A second important implication of the multiplier model is that government must take an active role in an economy. Keynes rejected the view of Adam Smith that, left alone, a market system generally functions well, or that the "invisible hand" works. An important reason for the pessimistic views of Keynes was his assumption about prices.
The simple multiplier model suggests that what happens in the market for goods and services is the key to understanding macroeconomic problems, but in analyzing this market, it completely ignores prices. Price level is not determined within the model, and in simple models it was assumed to be constant. Assuming fixed prices takes away the primary way that adjustment to equilibrium happens in microeconomics.

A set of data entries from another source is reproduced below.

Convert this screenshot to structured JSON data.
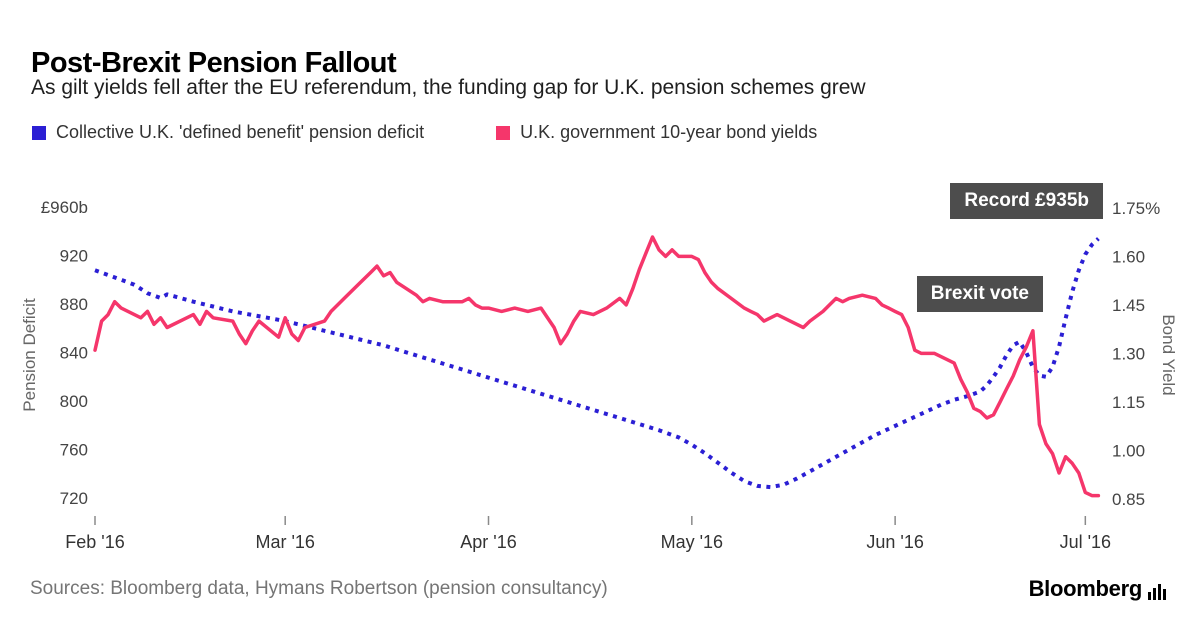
{
  "header": {
    "title": "Post-Brexit Pension Fallout",
    "subtitle": "As gilt yields fell after the EU referendum, the funding gap for U.K. pension schemes grew"
  },
  "legend": [
    {
      "label": "Collective U.K. 'defined benefit' pension deficit",
      "color": "#2b1fd4"
    },
    {
      "label": "U.K. government 10-year bond yields",
      "color": "#f5366b"
    }
  ],
  "annotations": [
    {
      "id": "record",
      "text": "Record £935b"
    },
    {
      "id": "brexit",
      "text": "Brexit vote"
    }
  ],
  "footer": {
    "sources": "Sources: Bloomberg data, Hymans Robertson (pension consultancy)",
    "logo": "Bloomberg"
  },
  "chart_data": {
    "type": "line",
    "title": "Post-Brexit Pension Fallout",
    "subtitle": "As gilt yields fell after the EU referendum, the funding gap for U.K. pension schemes grew",
    "grid": false,
    "legend_position": "top-left",
    "x_domain_days": [
      0,
      154
    ],
    "x_ticks": [
      {
        "day": 0,
        "label": "Feb '16"
      },
      {
        "day": 29,
        "label": "Mar '16"
      },
      {
        "day": 60,
        "label": "Apr '16"
      },
      {
        "day": 91,
        "label": "May '16"
      },
      {
        "day": 122,
        "label": "Jun '16"
      },
      {
        "day": 151,
        "label": "Jul '16"
      }
    ],
    "left_axis": {
      "label": "Pension Deficit",
      "min": 706,
      "max": 970,
      "ticks": [
        {
          "v": 960,
          "label": "£960b"
        },
        {
          "v": 920,
          "label": "920"
        },
        {
          "v": 880,
          "label": "880"
        },
        {
          "v": 840,
          "label": "840"
        },
        {
          "v": 800,
          "label": "800"
        },
        {
          "v": 760,
          "label": "760"
        },
        {
          "v": 720,
          "label": "720"
        }
      ]
    },
    "right_axis": {
      "label": "Bond Yield",
      "min": 0.8,
      "max": 1.79,
      "ticks": [
        {
          "v": 1.75,
          "label": "1.75%"
        },
        {
          "v": 1.6,
          "label": "1.60"
        },
        {
          "v": 1.45,
          "label": "1.45"
        },
        {
          "v": 1.3,
          "label": "1.30"
        },
        {
          "v": 1.15,
          "label": "1.15"
        },
        {
          "v": 1.0,
          "label": "1.00"
        },
        {
          "v": 0.85,
          "label": "0.85"
        }
      ]
    },
    "series": [
      {
        "name": "Collective U.K. 'defined benefit' pension deficit",
        "axis": "left",
        "style": "dotted",
        "color": "#2b1fd4",
        "unit": "£b",
        "points": [
          [
            0,
            908
          ],
          [
            2,
            904
          ],
          [
            4,
            900
          ],
          [
            6,
            896
          ],
          [
            8,
            889
          ],
          [
            10,
            885
          ],
          [
            11,
            888
          ],
          [
            13,
            885
          ],
          [
            15,
            882
          ],
          [
            18,
            878
          ],
          [
            21,
            874
          ],
          [
            24,
            871
          ],
          [
            27,
            868
          ],
          [
            29,
            866
          ],
          [
            32,
            862
          ],
          [
            35,
            858
          ],
          [
            38,
            854
          ],
          [
            41,
            850
          ],
          [
            44,
            846
          ],
          [
            47,
            841
          ],
          [
            50,
            836
          ],
          [
            53,
            831
          ],
          [
            56,
            826
          ],
          [
            59,
            821
          ],
          [
            62,
            816
          ],
          [
            65,
            811
          ],
          [
            68,
            806
          ],
          [
            71,
            801
          ],
          [
            74,
            796
          ],
          [
            77,
            791
          ],
          [
            80,
            786
          ],
          [
            83,
            781
          ],
          [
            86,
            776
          ],
          [
            89,
            770
          ],
          [
            91,
            764
          ],
          [
            93,
            757
          ],
          [
            95,
            749
          ],
          [
            97,
            741
          ],
          [
            99,
            734
          ],
          [
            101,
            730
          ],
          [
            103,
            729
          ],
          [
            105,
            731
          ],
          [
            107,
            736
          ],
          [
            109,
            742
          ],
          [
            111,
            748
          ],
          [
            113,
            754
          ],
          [
            115,
            760
          ],
          [
            117,
            766
          ],
          [
            119,
            772
          ],
          [
            121,
            777
          ],
          [
            123,
            782
          ],
          [
            125,
            787
          ],
          [
            127,
            792
          ],
          [
            129,
            797
          ],
          [
            131,
            801
          ],
          [
            133,
            804
          ],
          [
            135,
            808
          ],
          [
            136,
            813
          ],
          [
            137,
            820
          ],
          [
            138,
            828
          ],
          [
            139,
            838
          ],
          [
            140,
            846
          ],
          [
            141,
            849
          ],
          [
            142,
            840
          ],
          [
            143,
            828
          ],
          [
            144,
            821
          ],
          [
            145,
            820
          ],
          [
            146,
            828
          ],
          [
            147,
            845
          ],
          [
            148,
            868
          ],
          [
            149,
            890
          ],
          [
            150,
            908
          ],
          [
            151,
            921
          ],
          [
            152,
            929
          ],
          [
            153,
            934
          ]
        ]
      },
      {
        "name": "U.K. government 10-year bond yields",
        "axis": "right",
        "style": "solid",
        "color": "#f5366b",
        "unit": "%",
        "points": [
          [
            0,
            1.31
          ],
          [
            1,
            1.4
          ],
          [
            2,
            1.42
          ],
          [
            3,
            1.46
          ],
          [
            4,
            1.44
          ],
          [
            7,
            1.41
          ],
          [
            8,
            1.43
          ],
          [
            9,
            1.39
          ],
          [
            10,
            1.41
          ],
          [
            11,
            1.38
          ],
          [
            14,
            1.41
          ],
          [
            15,
            1.42
          ],
          [
            16,
            1.39
          ],
          [
            17,
            1.43
          ],
          [
            18,
            1.41
          ],
          [
            21,
            1.4
          ],
          [
            22,
            1.36
          ],
          [
            23,
            1.33
          ],
          [
            24,
            1.37
          ],
          [
            25,
            1.4
          ],
          [
            28,
            1.35
          ],
          [
            29,
            1.41
          ],
          [
            30,
            1.36
          ],
          [
            31,
            1.34
          ],
          [
            32,
            1.38
          ],
          [
            35,
            1.4
          ],
          [
            36,
            1.43
          ],
          [
            38,
            1.47
          ],
          [
            40,
            1.51
          ],
          [
            42,
            1.55
          ],
          [
            43,
            1.57
          ],
          [
            44,
            1.54
          ],
          [
            45,
            1.55
          ],
          [
            46,
            1.52
          ],
          [
            49,
            1.48
          ],
          [
            50,
            1.46
          ],
          [
            51,
            1.47
          ],
          [
            53,
            1.46
          ],
          [
            56,
            1.46
          ],
          [
            57,
            1.47
          ],
          [
            58,
            1.45
          ],
          [
            59,
            1.44
          ],
          [
            60,
            1.44
          ],
          [
            62,
            1.43
          ],
          [
            64,
            1.44
          ],
          [
            66,
            1.43
          ],
          [
            68,
            1.44
          ],
          [
            70,
            1.38
          ],
          [
            71,
            1.33
          ],
          [
            72,
            1.36
          ],
          [
            73,
            1.4
          ],
          [
            74,
            1.43
          ],
          [
            76,
            1.42
          ],
          [
            78,
            1.44
          ],
          [
            80,
            1.47
          ],
          [
            81,
            1.45
          ],
          [
            82,
            1.5
          ],
          [
            83,
            1.56
          ],
          [
            84,
            1.61
          ],
          [
            85,
            1.66
          ],
          [
            86,
            1.62
          ],
          [
            87,
            1.6
          ],
          [
            88,
            1.62
          ],
          [
            89,
            1.6
          ],
          [
            91,
            1.6
          ],
          [
            92,
            1.59
          ],
          [
            93,
            1.55
          ],
          [
            94,
            1.52
          ],
          [
            95,
            1.5
          ],
          [
            97,
            1.47
          ],
          [
            99,
            1.44
          ],
          [
            100,
            1.43
          ],
          [
            101,
            1.42
          ],
          [
            102,
            1.4
          ],
          [
            104,
            1.42
          ],
          [
            106,
            1.4
          ],
          [
            107,
            1.39
          ],
          [
            108,
            1.38
          ],
          [
            109,
            1.4
          ],
          [
            111,
            1.43
          ],
          [
            112,
            1.45
          ],
          [
            113,
            1.47
          ],
          [
            114,
            1.46
          ],
          [
            115,
            1.47
          ],
          [
            117,
            1.48
          ],
          [
            119,
            1.47
          ],
          [
            120,
            1.45
          ],
          [
            121,
            1.44
          ],
          [
            122,
            1.43
          ],
          [
            123,
            1.42
          ],
          [
            124,
            1.38
          ],
          [
            125,
            1.31
          ],
          [
            126,
            1.3
          ],
          [
            128,
            1.3
          ],
          [
            130,
            1.28
          ],
          [
            131,
            1.27
          ],
          [
            132,
            1.22
          ],
          [
            133,
            1.18
          ],
          [
            134,
            1.13
          ],
          [
            135,
            1.12
          ],
          [
            136,
            1.1
          ],
          [
            137,
            1.11
          ],
          [
            138,
            1.15
          ],
          [
            139,
            1.19
          ],
          [
            140,
            1.23
          ],
          [
            141,
            1.28
          ],
          [
            142,
            1.32
          ],
          [
            143,
            1.37
          ],
          [
            144,
            1.08
          ],
          [
            145,
            1.02
          ],
          [
            146,
            0.99
          ],
          [
            147,
            0.93
          ],
          [
            148,
            0.98
          ],
          [
            149,
            0.96
          ],
          [
            150,
            0.93
          ],
          [
            151,
            0.87
          ],
          [
            152,
            0.86
          ],
          [
            153,
            0.86
          ]
        ]
      }
    ],
    "annotations": [
      {
        "text": "Record £935b",
        "target": "end of pension deficit line"
      },
      {
        "text": "Brexit vote",
        "target": "late June yield crash"
      }
    ]
  }
}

Assuming prices constant or fixed makes the model mesh poorly with microeconomic theory. If there is unemployment, microeconomic theory suggests that wages will fall, and this will change the amount of unemployment. If we want to assume that prices are in fact not very flexible, we need to carefully justify this assumption in some way to make it compatible with microeconomic theory. However, for many years this assumption was not properly justified, and as a result, microeconomics and macroeconomics were largely independent fields of study. The independence of the multiplier model from price theory was illustrated in textbooks of the 1950s and 1960s when discussion of macroeconomics preceded discussion of price theory or microeconomics.1 One does not need to know anything about price theory to understand the simple multiplier model.
To see the problem that fixed prices give us, let us put the simple multiplier model into an aggregate-supply aggregate-demand framework. In the multiplier model price level is fixed but output is flexible, so that the aggregate-supply curve is a horizontal line. Aggregate demand is in terms of real output, so that the C+I+G value represents aggregate demand, a vertical line. Because price level is determined outside the model, any change in aggregate demand must change output.
If the aggregate-supply curve is horizontal, the model can say nothing about price change, which is a severe limitation because inflation is one of the variables macroeconomics attempts to explain. This assumption of fixed prices was modified in the 1960s so that the aggregate supply curve could slope upward. However, any aggregate-supply curve other than a vertical one implies that there is no tendency for an economy to have an equilibrium of full employment. Rather the model says that an economy can have an equilibrium level of output with large amounts of unemployment if it is left to itself. But the economy does not have to be left to itself the government can take an active role in managing the macroeconomic behavior of the economy using its tools of fiscal policy to guide the workings of the economy.
Some people have more trust in market processes than they do in political processes, while others have more trust in political processes than they do in market processes. If you understand how the multiplier model tells us to view the world, you should not be surprised that this model appealed to, and was promoted by, the latter group. Those who placed their faith in market processes tended to be hostile to the multiplier model.
In the 1960s and 1970s many economists thought that the Keynesian multiplier model represented fairly well how the macroeconomy performed. We will see in the remaining chapters why faith in this model has waned. Today many economists in the Keynesian tradition believe that while the model is still relevant in the short run when prices do not adjust much, it may be misleading in the long run when prices do adjust.
1 Tradition has preserved this ordering in many texts textbooks are a conservative force in economics.